The most plausible way for living beings bigger than a cell to maintain buoyancy would be to feature blisters or balloons of Hydrogen.
Helium is unlikely to work since it's inert and would need to be captured directly from the surrounding air. If there is enough Helium in the air mix to capture it easily, it's buoyant effect will be much smaller. Hydrogen can be extracted from water present in a much denser air with electrolysis or some other fairly simply chemical process.
So, anything living can stay afloat, but if it's damaged or dead, it will fall down. New generations would hitch a ride on the parent until they achieve their own buoyancy, so that is not an issue.
The major problem to solve is how to get back all of the heavy molecules that fall down, out of the ecosystem.
There are two sources of heavy molecules that I can see:
- Storms/tornadoes picking up (organic) muck from the ground and spreading it into the floating ecosystem. where it's captured by large floating mats or webs that serve as a feeding ground for more complex life forms. This has the advantage of potentially cycling forever.
- Heavy molecules rain down from space. The planet/moon/ecosystem is moving through a very large cloud containing heavy molecules that somehow was blown off of a planet or escaped becoming part of a planet during the solar system's formation. This scenario would allow for a better dispersion of the molecules, but would only last as long as the cloud does, which would likely be shorter than it takes for life to evolve (balloons).
Humans would have a very hard time surviving in this ecosystem (without their own balloons/flying devices).
The first problem is that humans are heavy, with a density like water, about a thousand times more than air. They'd be limited to the biggest floating structures and risk tearing right through any spot that's too thin. Still, it is possible for a large enough bunch of balloons to support humans.
The second problem is that humans need lots of water and food to power their metabolism and especially brains, while the entire ecosystem needs to make do with very little of either.
Water would be available in small quantities from rain or clouds, but since collecting a pool of water would force a floating lifeform to sink, there are not likely to be any pools available.
Food may or may not be a problem, depending on how edible the bigger floating lifeforms are for humans. But eating the float that keeps you up there is not a long term solution. Humans would be dependent on being able to reach different floats before their food and water run out, which pretty much requires some kind of flying device, unless the number of big floats is such that they keep bumping into each other.
A more exotic way to support the flying ecosystem would be to have particles with some kind of anti-gravity effect.

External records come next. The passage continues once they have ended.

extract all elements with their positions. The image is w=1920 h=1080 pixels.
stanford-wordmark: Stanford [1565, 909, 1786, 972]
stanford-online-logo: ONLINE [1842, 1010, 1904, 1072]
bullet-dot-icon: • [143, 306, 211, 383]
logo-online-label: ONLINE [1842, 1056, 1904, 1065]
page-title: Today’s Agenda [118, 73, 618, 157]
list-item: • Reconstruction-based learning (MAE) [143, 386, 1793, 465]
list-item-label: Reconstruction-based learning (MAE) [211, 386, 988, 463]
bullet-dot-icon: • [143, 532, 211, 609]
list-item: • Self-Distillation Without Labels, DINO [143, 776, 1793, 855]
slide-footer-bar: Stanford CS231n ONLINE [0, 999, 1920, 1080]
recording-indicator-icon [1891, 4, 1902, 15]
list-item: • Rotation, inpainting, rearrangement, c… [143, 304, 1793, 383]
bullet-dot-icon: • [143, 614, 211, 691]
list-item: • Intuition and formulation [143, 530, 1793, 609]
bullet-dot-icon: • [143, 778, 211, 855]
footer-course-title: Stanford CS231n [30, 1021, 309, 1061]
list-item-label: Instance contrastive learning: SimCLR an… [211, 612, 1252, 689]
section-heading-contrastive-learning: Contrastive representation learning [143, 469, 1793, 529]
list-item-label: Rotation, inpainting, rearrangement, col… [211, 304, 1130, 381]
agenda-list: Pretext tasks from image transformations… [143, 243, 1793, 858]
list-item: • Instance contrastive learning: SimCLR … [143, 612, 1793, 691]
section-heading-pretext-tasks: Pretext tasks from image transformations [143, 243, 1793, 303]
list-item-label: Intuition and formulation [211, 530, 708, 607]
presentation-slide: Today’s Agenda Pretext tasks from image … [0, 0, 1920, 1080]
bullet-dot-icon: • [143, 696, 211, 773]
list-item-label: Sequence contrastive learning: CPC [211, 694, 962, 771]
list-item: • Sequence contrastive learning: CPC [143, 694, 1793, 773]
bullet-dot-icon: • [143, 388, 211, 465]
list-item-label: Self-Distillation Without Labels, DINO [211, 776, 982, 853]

It might not be pure anti-gravity but some kind of magnetic interaction (like in the movie Avatar) that forces the particles or lumps of matter containing them to rise up from the ground. This would allow for heavier-than-air materials to get and stay up in the ecosystem and would generally make it more "normal", since you just insert the needed quantity of antigrav material into any object you want and it will stay afloat. You want an island with a lake and a castle? No problem. You want a floating mountain? Go ahead.